Harrisburg, Pa. — Pennsylvanians experiencing “spring fever,” that perennial urge to venture outdoors to hike, hunt, fish and explore, should plan now to protect themselves and their families against potentially serious tickborne diseases — including Lyme disease and the rare but dangerous deer tick virus, which has been found in ticks at high levels for the first time in multiple locations around the state.
The Pennsylvania Department of Environmental Protection’s Tick Surveillance and Testing Program has detected unusually high infection rates of the dangerous and rare deer tick virus in adult tick samples recently taken from three sites: Fisherman’s Paradise public fishing area on Spring Creek in Centre County; Iroquois Trail near Tunkhannock in Wyoming County; and Lawrence Township Recreational Park in Clearfield County. At each of these three locations, the infection rate exceeded 80% of ticks sampled.
Deer tick virus has been detected in a total of 15 Pennsylvania counties, and the statewide infection rate outside of the three “hotspot” locations is currently 0.6% of ticks sampled.
Blacklegged ticks, also called deer ticks, are active even in winter when temperatures are in the mid-30s and above. DEP has posted signage to alert the public and will conduct control measures and additional testing to reduce and monitor the number of ticks present in the recreational areas with high positivity rates for DTV.
Recommended precautions for anyone venturing outdoors include the following:
– Apply tick repellents containing permethrin to clothing and EPA-registered insect repellents such as DEET to exposed skin before entering the outdoors. Reapply as needed according to product label instructions.
– Wear light-colored outer clothing and tuck shirts into pants, and pants into socks.
– Walk in the centers of trails, and avoid wooded and brushy areas with low-growing vegetation and tall grasses that may harbor ticks.
– After returning home, remove all clothing, take a shower and place clothing into the dryer on high heat to kill any lingering ticks. Examine gear such as backpacks for ticks.
– Conduct a full-body tick check using a hand or full-length mirror, including hidden areas such as the scalp, ears, armpits, belly button, and between the legs.
– Check over any pets exposed to likely tick habitats each time they return indoors.
– If a tick is found attached to your skin, use tweezers to remove it carefully, including the head. Monitor for symptoms and contact your doctor with any questions.

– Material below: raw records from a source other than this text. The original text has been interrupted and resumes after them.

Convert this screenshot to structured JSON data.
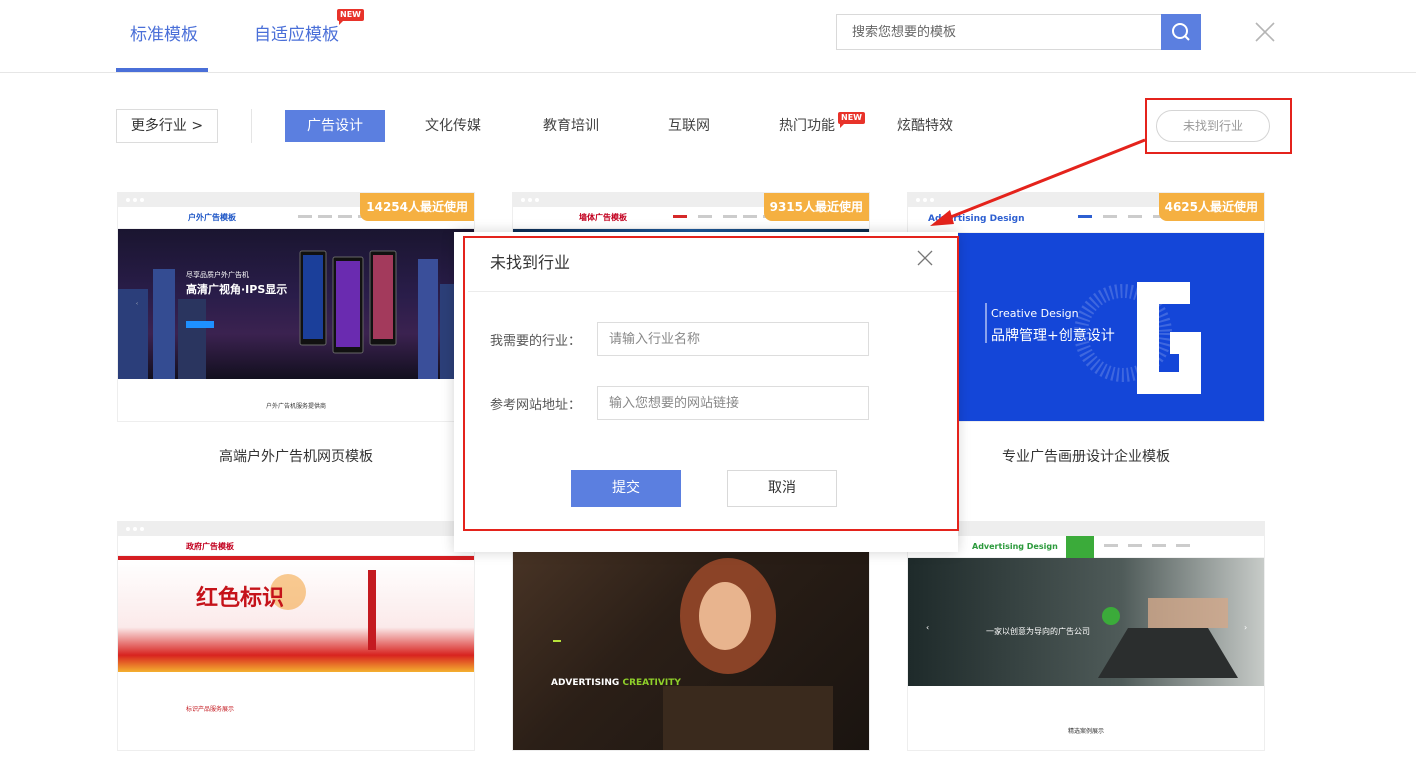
{
  "header": {
    "tabs": [
      {
        "label": "标准模板",
        "active": true
      },
      {
        "label": "自适应模板",
        "badge": "NEW"
      }
    ],
    "search": {
      "placeholder": "搜索您想要的模板"
    }
  },
  "filters": {
    "more_label": "更多行业 >",
    "categories": [
      {
        "label": "广告设计",
        "active": true
      },
      {
        "label": "文化传媒"
      },
      {
        "label": "教育培训"
      },
      {
        "label": "互联网"
      },
      {
        "label": "热门功能",
        "badge": "NEW"
      },
      {
        "label": "炫酷特效"
      }
    ],
    "not_found_label": "未找到行业"
  },
  "cards": [
    {
      "title": "高端户外广告机网页模板",
      "usage": "14254人最近使用",
      "preview": {
        "logo": "户外广告模板",
        "hero_small": "尽享品质户外广告机",
        "hero_big": "高清广视角·IPS显示",
        "section": "户外广告机服务提供商"
      }
    },
    {
      "title": "",
      "usage": "9315人最近使用",
      "preview": {
        "logo": "墙体广告模板"
      }
    },
    {
      "title": "专业广告画册设计企业模板",
      "usage": "4625人最近使用",
      "preview": {
        "logo": "Advertising Design",
        "hero_en": "Creative Design",
        "hero_cn": "品牌管理+创意设计"
      }
    },
    {
      "title": "",
      "preview": {
        "logo": "政府广告模板",
        "hero_big": "红色标识",
        "section": "标识产品服务展示"
      }
    },
    {
      "title": "",
      "preview": {
        "hero_en": "ADVERTISING",
        "hero_accent": "CREATIVITY"
      }
    },
    {
      "title": "",
      "preview": {
        "logo": "Advertising Design",
        "hero_cn": "一家以创意为导向的广告公司",
        "section": "精选案例展示"
      }
    }
  ],
  "modal": {
    "title": "未找到行业",
    "industry_label": "我需要的行业：",
    "industry_placeholder": "请输入行业名称",
    "url_label": "参考网站地址：",
    "url_placeholder": "输入您想要的网站链接",
    "submit_label": "提交",
    "cancel_label": "取消"
  },
  "colors": {
    "accent": "#5b7fe0",
    "highlight": "#e4231c",
    "badge": "#f5b041"
  },
  "icons": [
    "search-icon",
    "close-icon",
    "arrow-annotation"
  ]
}
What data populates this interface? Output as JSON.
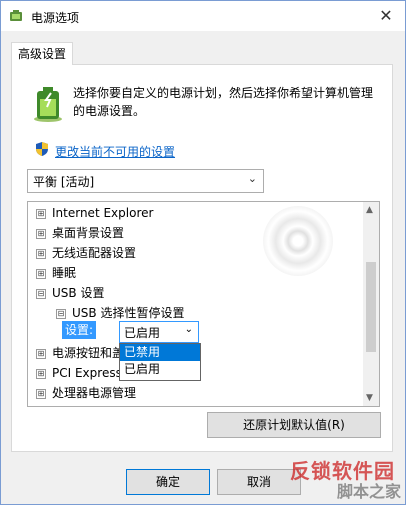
{
  "window": {
    "title": "电源选项",
    "close_glyph": "✕"
  },
  "tab": {
    "label": "高级设置"
  },
  "description": "选择你要自定义的电源计划，然后选择你希望计算机管理的电源设置。",
  "link": {
    "label": "更改当前不可用的设置"
  },
  "plan_select": {
    "value": "平衡 [活动]"
  },
  "tree": {
    "items": [
      {
        "label": "Internet Explorer",
        "expander": "⊞"
      },
      {
        "label": "桌面背景设置",
        "expander": "⊞"
      },
      {
        "label": "无线适配器设置",
        "expander": "⊞"
      },
      {
        "label": "睡眠",
        "expander": "⊞"
      },
      {
        "label": "USB 设置",
        "expander": "⊟"
      },
      {
        "label": "USB 选择性暂停设置",
        "expander": "⊟"
      },
      {
        "label": "电源按钮和盖",
        "expander": "⊞"
      },
      {
        "label": "PCI Express",
        "expander": "⊞"
      },
      {
        "label": "处理器电源管理",
        "expander": "⊞"
      }
    ],
    "setting_label": "设置:",
    "dropdown_value": "已启用",
    "dropdown_options": [
      "已禁用",
      "已启用"
    ]
  },
  "buttons": {
    "restore": "还原计划默认值(R)",
    "ok": "确定",
    "cancel": "取消"
  },
  "watermark": {
    "line1": "反锁软件园",
    "line2": "脚本之家"
  },
  "colors": {
    "accent": "#0078d7",
    "link": "#0a64c8",
    "selection": "#3399ff"
  }
}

For more information about tickborne disease prevention, visit DOH’s tickborne diseases website.
The DTV-positive ticks were discovered during routine testing as part of DEP’s active tick surveillance program, a five-year pilot program that began in 2018.
Surveys are conducted in every county in Pennsylvania to track ticks’ habitats, life stages and peak activity levels and to test them for human pathogenic diseases. Fall and winter surveillance focuses on analyzing adult blacklegged ticks for emerging and changing disease burdens in public use habitats across Pennsylvania, such as parks, playgrounds, recreational fields and state game lands.
The previous highest DTV infection rate found at a single location in Pennsylvania was 11%, and the highest infection rate reported nationally in scientific literature was approximately 25%. The statewide average infection rate for DTV was 0.6% in 2021 when adult tick samples were collected.
The deer tick virus, which is a type of Powassan virus, is rare in the United States, but positive cases have increased in recent years. It is spread to people primarily by bites from infected ticks and does not spread person-to-person through coughing, sneezing, or touching.
Powassan virus can be transmitted from tick to human in as little as 15 minutes after a bite occurs, while other tickborne diseases, such as Lyme disease, take much longer to cause infection, often 24 hours or more after the tick attaches to the host.
There are no vaccines to prevent or medicines to treat Powassan viruses. Preventing tick bites is the best way to reduce risk of infection and disease. Initial symptoms of a DTV infection may include fever, headache, vomiting and weakness. Some people who are infected with DTV experience no symptoms, and therefore infection may go undetected. However, 91% of patients treated for DTV infections develop severe neuroinvasive disease.
Those who exhibit severe disease from deer tick virus may experience encephalitis or meningitis and require hospitalization, with symptoms including confusion, loss of coordination, difficulty speaking or seizures. About 12% of people with severe disease have died, and approximately half of survivors of severe disease have suffered long-term health impacts.